I want to parse cpp pre-processing directives while skipping over all other cpp syntaxes. In particular, I need to differentiate between function like and object like macros:
# define abc(x,y) x##y //function like macro & token pasting operator
# define abc (a,b,c) //object like macro, replace 'abc' by '(a,b,c)'
The key difference is that a function like macro does not have any hidden tokens (whitespace or multi-line comment) between the identifier abc and the left parenthesis following it.

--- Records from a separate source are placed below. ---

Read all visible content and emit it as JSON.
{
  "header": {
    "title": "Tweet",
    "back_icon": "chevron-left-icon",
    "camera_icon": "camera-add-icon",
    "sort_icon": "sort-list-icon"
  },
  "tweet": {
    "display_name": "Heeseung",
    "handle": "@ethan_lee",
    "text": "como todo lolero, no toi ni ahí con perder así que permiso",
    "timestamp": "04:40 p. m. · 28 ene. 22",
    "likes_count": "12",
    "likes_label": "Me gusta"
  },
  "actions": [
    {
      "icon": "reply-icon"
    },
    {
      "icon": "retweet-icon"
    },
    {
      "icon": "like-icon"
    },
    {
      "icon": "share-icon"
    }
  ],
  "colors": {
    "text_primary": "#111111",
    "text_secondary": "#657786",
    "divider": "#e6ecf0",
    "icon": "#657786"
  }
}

But the problem is, I've already dropped all multiline comments and whitespace in the lexer to hidden channels. So how is it possible to identify a whitespace before the left parenthesis?
The lexer grammar I tried is like this:
CRLF: '\r'? '\n' -> channel(LINEBREAK);
WS: [ \t\f]+ -> channel(WHITESPACE);
ML_COMMENT: '/*' .*? '*/' -> channel(COMMENTS);
SL_COMMENT: '//' ~[\r\n]* -> channel(COMMENTS);
PPHASH: {getCharPositionInLine() == 0}? (ML_COMMENT | [ \t\f])* '#'
; //any line starts with a # as the first char (comments, ws before it skipped)

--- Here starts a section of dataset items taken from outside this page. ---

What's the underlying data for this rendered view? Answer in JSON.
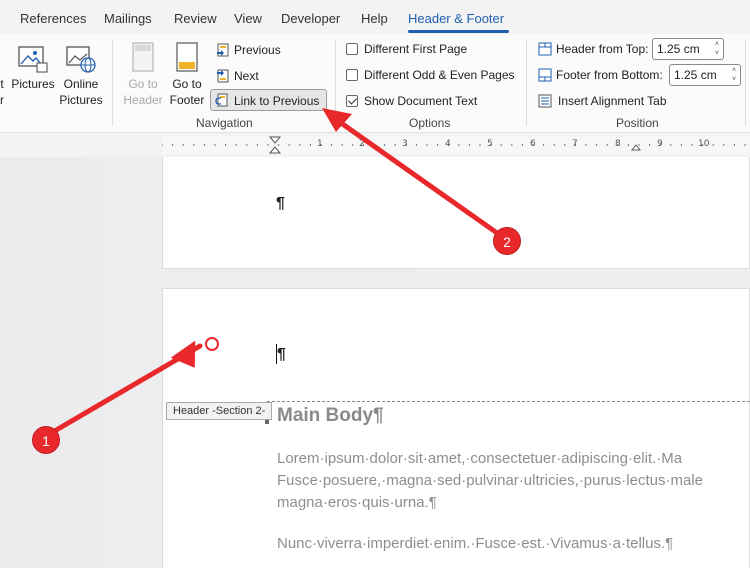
{
  "tabs": [
    {
      "label": "References"
    },
    {
      "label": "Mailings"
    },
    {
      "label": "Review"
    },
    {
      "label": "View"
    },
    {
      "label": "Developer"
    },
    {
      "label": "Help"
    },
    {
      "label": "Header & Footer",
      "active": true
    }
  ],
  "ribbon": {
    "insert": {
      "pictures_label": "Pictures",
      "online_pictures_line1": "Online",
      "online_pictures_line2": "Pictures"
    },
    "navigation": {
      "go_to_header_line1": "Go to",
      "go_to_header_line2": "Header",
      "go_to_footer_line1": "Go to",
      "go_to_footer_line2": "Footer",
      "previous_label": "Previous",
      "next_label": "Next",
      "link_to_previous_label": "Link to Previous",
      "group_label": "Navigation"
    },
    "options": {
      "different_first_page": {
        "label": "Different First Page",
        "checked": false
      },
      "different_odd_even": {
        "label": "Different Odd & Even Pages",
        "checked": false
      },
      "show_document_text": {
        "label": "Show Document Text",
        "checked": true
      },
      "group_label": "Options"
    },
    "position": {
      "header_from_top_label": "Header from Top:",
      "header_from_top_value": "1.25 cm",
      "footer_from_bottom_label": "Footer from Bottom:",
      "footer_from_bottom_value": "1.25 cm",
      "insert_alignment_tab_label": "Insert Alignment Tab",
      "group_label": "Position"
    }
  },
  "ruler": {
    "numbers": [
      "1",
      "2",
      "3",
      "4",
      "5",
      "6",
      "7",
      "8",
      "9",
      "10"
    ]
  },
  "document": {
    "page1_mark": "¶",
    "page2_mark": "¶",
    "header_tag": "Header -Section 2-",
    "heading": "Main Body¶",
    "lines": [
      "Lorem·ipsum·dolor·sit·amet,·consectetuer·adipiscing·elit.·Ma",
      "Fusce·posuere,·magna·sed·pulvinar·ultricies,·purus·lectus·male",
      "magna·eros·quis·urna.¶",
      "Nunc·viverra·imperdiet·enim.·Fusce·est.·Vivamus·a·tellus.¶"
    ]
  },
  "annotations": {
    "badge1": "1",
    "badge2": "2",
    "color": "#e8282b"
  },
  "colors": {
    "accent": "#1c5fb0",
    "annotation_red": "#e8282b"
  }
}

CHARACTER_LITERAL : 'L'? '\'' (CH_ESC |~['\r\n\\])*? '\'' ; //not exactly 1 char between '' e.g. '0x05'
fragment CH_ESC : '\\' . ;
STRING_LITERAL: 'L'? '"' (STR_ESC | ~["\r\n\\])*? '"' ;
fragment STR_ESC: '\\' . ;
ANY_ID: [_0-9a-zA-Z]+ ;
ALL_SYMBOL:
'~' | '!' | '@' | '#' | '$' | '%' | '^' | '&' | '*' | '=' | '-' | '+' | '\\'| '|' | ':' | ';' | '"' | '\''|
'<' | '>' | '.' | '?' | '/' | ',' | '[' | ']' | '(' | ')' | '{' | '}'
; //basically everything found in a keyboard
I intend to tell the parser the start of a preprocessing directive by a PPHASH token. It is a '#' at the start of a line.

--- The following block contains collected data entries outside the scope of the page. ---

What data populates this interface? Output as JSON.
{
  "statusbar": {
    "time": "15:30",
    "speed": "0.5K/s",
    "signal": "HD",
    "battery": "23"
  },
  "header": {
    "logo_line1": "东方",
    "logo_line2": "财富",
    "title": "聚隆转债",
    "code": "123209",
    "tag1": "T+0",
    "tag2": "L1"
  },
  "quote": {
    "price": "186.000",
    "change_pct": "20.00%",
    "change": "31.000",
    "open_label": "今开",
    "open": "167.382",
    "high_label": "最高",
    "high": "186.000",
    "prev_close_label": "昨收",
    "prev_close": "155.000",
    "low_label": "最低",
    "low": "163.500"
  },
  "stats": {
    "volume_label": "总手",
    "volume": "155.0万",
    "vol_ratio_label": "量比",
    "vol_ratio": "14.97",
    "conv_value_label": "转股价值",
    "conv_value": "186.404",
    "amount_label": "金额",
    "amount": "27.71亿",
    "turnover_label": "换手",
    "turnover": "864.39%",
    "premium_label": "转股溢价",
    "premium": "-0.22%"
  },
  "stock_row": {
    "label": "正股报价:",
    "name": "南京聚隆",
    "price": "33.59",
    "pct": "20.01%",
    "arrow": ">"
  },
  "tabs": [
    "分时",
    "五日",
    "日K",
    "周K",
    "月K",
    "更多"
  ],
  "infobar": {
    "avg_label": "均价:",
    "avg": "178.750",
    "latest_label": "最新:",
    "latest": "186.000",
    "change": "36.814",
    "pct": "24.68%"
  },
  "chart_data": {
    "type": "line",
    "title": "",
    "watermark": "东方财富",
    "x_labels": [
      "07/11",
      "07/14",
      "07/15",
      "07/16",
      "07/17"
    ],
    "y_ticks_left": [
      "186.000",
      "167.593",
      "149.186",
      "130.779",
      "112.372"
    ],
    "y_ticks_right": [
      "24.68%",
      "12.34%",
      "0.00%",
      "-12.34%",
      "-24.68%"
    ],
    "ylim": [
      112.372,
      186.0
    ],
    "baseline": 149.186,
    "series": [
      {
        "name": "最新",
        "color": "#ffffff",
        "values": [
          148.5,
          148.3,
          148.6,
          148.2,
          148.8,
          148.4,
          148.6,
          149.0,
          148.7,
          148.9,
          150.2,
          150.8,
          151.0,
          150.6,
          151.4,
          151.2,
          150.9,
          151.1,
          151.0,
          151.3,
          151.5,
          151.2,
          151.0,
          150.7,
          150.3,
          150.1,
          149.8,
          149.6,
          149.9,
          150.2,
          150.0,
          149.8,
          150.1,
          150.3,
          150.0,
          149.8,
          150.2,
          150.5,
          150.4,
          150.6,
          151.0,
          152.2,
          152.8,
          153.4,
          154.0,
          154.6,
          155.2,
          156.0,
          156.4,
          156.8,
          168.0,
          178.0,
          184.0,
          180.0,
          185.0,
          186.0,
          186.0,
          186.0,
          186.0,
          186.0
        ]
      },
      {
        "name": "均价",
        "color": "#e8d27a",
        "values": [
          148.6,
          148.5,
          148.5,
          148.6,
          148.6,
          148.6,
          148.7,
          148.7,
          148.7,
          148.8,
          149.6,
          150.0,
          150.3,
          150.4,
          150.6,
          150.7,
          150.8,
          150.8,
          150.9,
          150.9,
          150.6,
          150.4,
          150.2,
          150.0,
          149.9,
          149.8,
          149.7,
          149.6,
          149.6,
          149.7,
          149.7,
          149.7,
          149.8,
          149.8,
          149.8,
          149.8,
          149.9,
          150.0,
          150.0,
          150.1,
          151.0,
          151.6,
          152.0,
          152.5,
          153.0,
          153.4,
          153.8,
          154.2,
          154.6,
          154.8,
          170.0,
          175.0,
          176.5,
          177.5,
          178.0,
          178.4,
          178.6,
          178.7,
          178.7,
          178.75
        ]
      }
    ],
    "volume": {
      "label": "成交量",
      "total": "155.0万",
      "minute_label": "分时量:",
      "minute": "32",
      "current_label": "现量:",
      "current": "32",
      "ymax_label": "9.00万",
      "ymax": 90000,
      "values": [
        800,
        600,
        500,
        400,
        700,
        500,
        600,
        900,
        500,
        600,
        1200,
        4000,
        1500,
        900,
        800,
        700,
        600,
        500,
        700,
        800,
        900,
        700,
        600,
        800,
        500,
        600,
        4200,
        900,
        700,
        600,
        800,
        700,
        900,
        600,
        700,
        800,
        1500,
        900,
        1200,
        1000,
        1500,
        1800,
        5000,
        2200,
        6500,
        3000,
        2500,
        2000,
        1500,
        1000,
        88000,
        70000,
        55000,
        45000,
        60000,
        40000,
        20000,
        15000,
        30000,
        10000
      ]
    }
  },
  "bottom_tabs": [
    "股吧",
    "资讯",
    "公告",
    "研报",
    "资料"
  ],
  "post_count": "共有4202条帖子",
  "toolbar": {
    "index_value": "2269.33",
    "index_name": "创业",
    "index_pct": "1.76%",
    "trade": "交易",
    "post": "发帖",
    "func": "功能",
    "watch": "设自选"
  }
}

My incorrect parser grammar for a #define line:
define_line:
PPHASH 'define' (function_like_define | object_like_define)
;
//--- function like define ---
function_like_define:
ANY_ID '(' parameter_seq? ')' fl_replacement_string
;
parameter_seq: ANY_ID ( ',' ANY_ID)* ;
//--- object like define ---
object_like_define:
ANY_ID ol_replacement_string
;
//fl&ol different names, visitor no need to test parent. Separate rule to make it a single node supporting getText()
fl_replacement_string: any_non_crlf_token*;
ol_replacement_string: any_non_crlf_token*;
any_non_crlf_token:ANY_ID | .....;
This grammar incorrectly treats a #define abc (a,b,c) as a function like macro. How to fix the grammar?